The site of the station was shifted to the southern alternative at South 58th Street to avoid longer delays for vehicles traveling across 56th Street. Sound Transit began acquiring properties at the station in late 2003, but ran into resistance from the owners of a century-old home at the proposed site for the park-and-ride lot. After an initial offer from the transit agency was rejected, the eminent domain case was heard by the Pierce County Superior Court and state Supreme Court, who both ruled in Sound Transit's favor by early 2006. The ruling sparked public outcry over the use of online-only meeting notices and inspired the state legislature to pass a bill requiring a certified letter to affected property owners and a newspaper notice. The landowners were eventually paid $500,000 for the property after a separate court case settled by a county jury.

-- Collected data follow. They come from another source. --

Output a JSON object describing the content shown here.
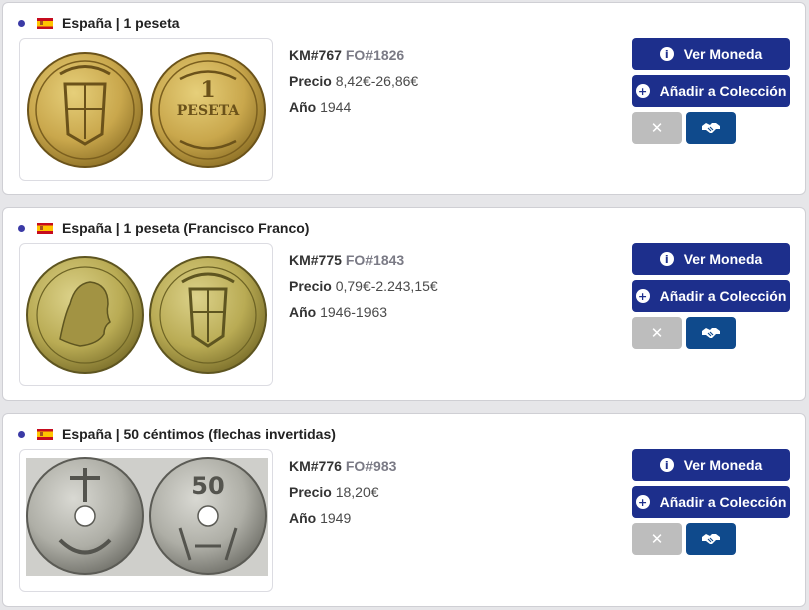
{
  "colors": {
    "accent": "#1d2f8c",
    "trade_button": "#0f4a8c",
    "remove_button": "#bdbdbd",
    "bullet": "#3b3aa6"
  },
  "labels": {
    "precio": "Precio",
    "anio": "Año",
    "ver_moneda": "Ver Moneda",
    "anadir_coleccion": "Añadir a Colección",
    "remove_symbol": "✕"
  },
  "coins": [
    {
      "flag_icon": "spain-flag-icon",
      "title": "España | 1 peseta",
      "km": "KM#767",
      "fo": "FO#1826",
      "precio": "8,42€-26,86€",
      "anio": "1944",
      "image": "brass-coins-eagle"
    },
    {
      "flag_icon": "spain-flag-icon",
      "title": "España | 1 peseta (Francisco Franco)",
      "km": "KM#775",
      "fo": "FO#1843",
      "precio": "0,79€-2.243,15€",
      "anio": "1946-1963",
      "image": "brass-coins-portrait"
    },
    {
      "flag_icon": "spain-flag-icon",
      "title": "España | 50 céntimos (flechas invertidas)",
      "km": "KM#776",
      "fo": "FO#983",
      "precio": "18,20€",
      "anio": "1949",
      "image": "holed-coins-anchor"
    }
  ]
}
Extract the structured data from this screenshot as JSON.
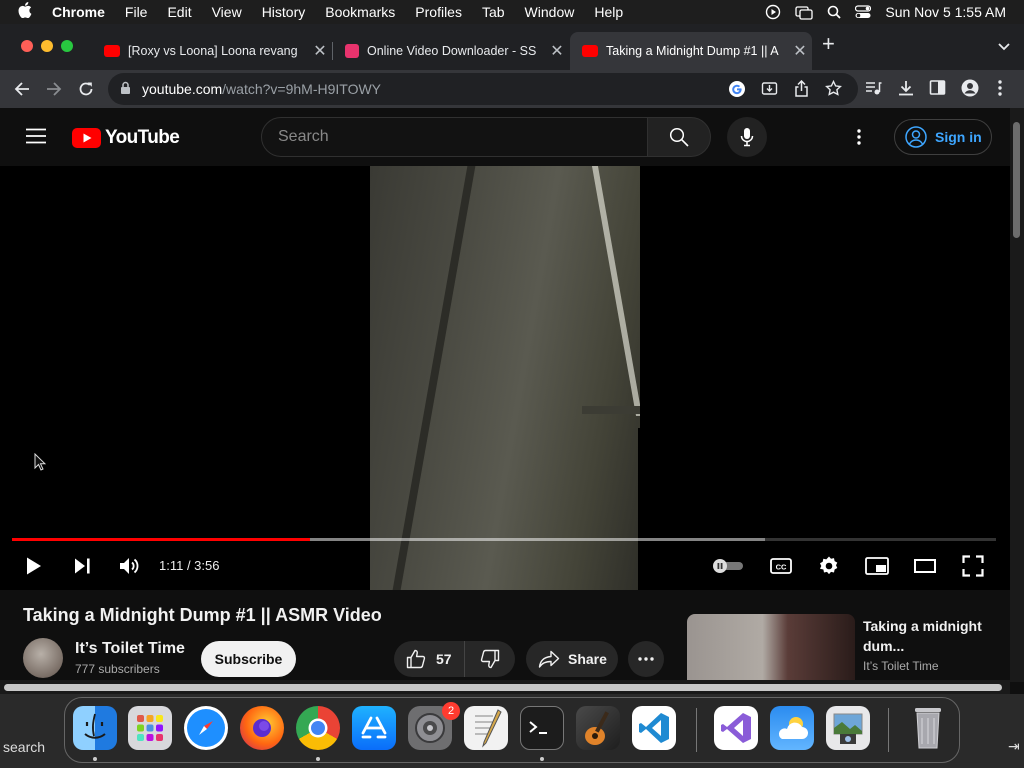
{
  "menubar": {
    "app": "Chrome",
    "items": [
      "File",
      "Edit",
      "View",
      "History",
      "Bookmarks",
      "Profiles",
      "Tab",
      "Window",
      "Help"
    ],
    "clock": "Sun Nov 5  1:55 AM"
  },
  "tabs": [
    {
      "title": "[Roxy vs Loona] Loona revang",
      "favicon_color": "#ff0000",
      "active": false
    },
    {
      "title": "Online Video Downloader - SS",
      "favicon_color": "#e8336d",
      "active": false
    },
    {
      "title": "Taking a Midnight Dump #1 || A",
      "favicon_color": "#ff0000",
      "active": true
    }
  ],
  "omnibox": {
    "url_host": "youtube.com",
    "url_path": "/watch?v=9hM-H9ITOWY"
  },
  "youtube": {
    "logo_text": "YouTube",
    "search_placeholder": "Search",
    "signin_label": "Sign in"
  },
  "player": {
    "current_time": "1:11",
    "duration": "3:56",
    "time_display": "1:11 / 3:56",
    "played_fraction": 0.303,
    "loaded_fraction": 0.765
  },
  "video": {
    "title": "Taking a Midnight Dump #1 || ASMR Video",
    "channel": "It’s Toilet Time",
    "subscribers": "777 subscribers",
    "subscribe_label": "Subscribe",
    "likes": "57",
    "share_label": "Share"
  },
  "recommendation": {
    "title": "Taking a midnight dum...",
    "channel": "It’s Toilet Time"
  },
  "desktop": {
    "search_text": "search",
    "arrow_glyph": "⇥"
  },
  "dock": {
    "apps": [
      "Finder",
      "Launchpad",
      "Safari",
      "Firefox",
      "Chrome",
      "App Store",
      "System Settings",
      "TextEdit",
      "Terminal",
      "GarageBand",
      "Visual Studio Code",
      "Visual Studio",
      "Weather",
      "Preview",
      "Trash"
    ],
    "settings_badge": "2"
  },
  "colors": {
    "accent_red": "#ff0000",
    "link_blue": "#3ea6ff",
    "background": "#0f0f0f"
  }
}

Construction of the $16.5 million South Tacoma station began in January 2008, with plans to prepare for commuter rail service in 2012. A temporary express bus from the station to Tacoma Dome Station and Downtown Seattle began on February 9, 2009, after the completion of station's park-and-ride lot. Sounder service to Lakewood and South Tacoma began on October 8, 2012, following a weekend celebration that drew hundreds of people to the new South Tacoma station for free rides and festivities. By 2030, Sound Transit plans to construct new bicycle lanes to South Tacoma station and improve sidewalks in the area as part of a $56 million project. It was funded by allocations in the Sound Transit 2 program that were originally meant for expanding parking at the station.

==Services==

South Tacoma station is served by eight daily round-trips on the Sounder S Line, which travel north to King Street Station in Downtown Seattle and south to Lakewood station on weekdays. Sounder trains travel from South Tacoma to Seattle in approximately 71 minutes. The station is indirectly served by Pierce Transit route 3, which travels primarily on South Tacoma Way between Lakewood Towne Center, Tacoma Mall, and Downtown Tacoma. Pierce Transit formerly served South Tacoma station with several routes, including a local bus on South 56th Street that was removed in a 2017 restructure. The agency also experimented with a custom express bus from the station to University Place and Olympia that debuted in late 2013, but the program was eliminated in 2014 after a spell of low ridership.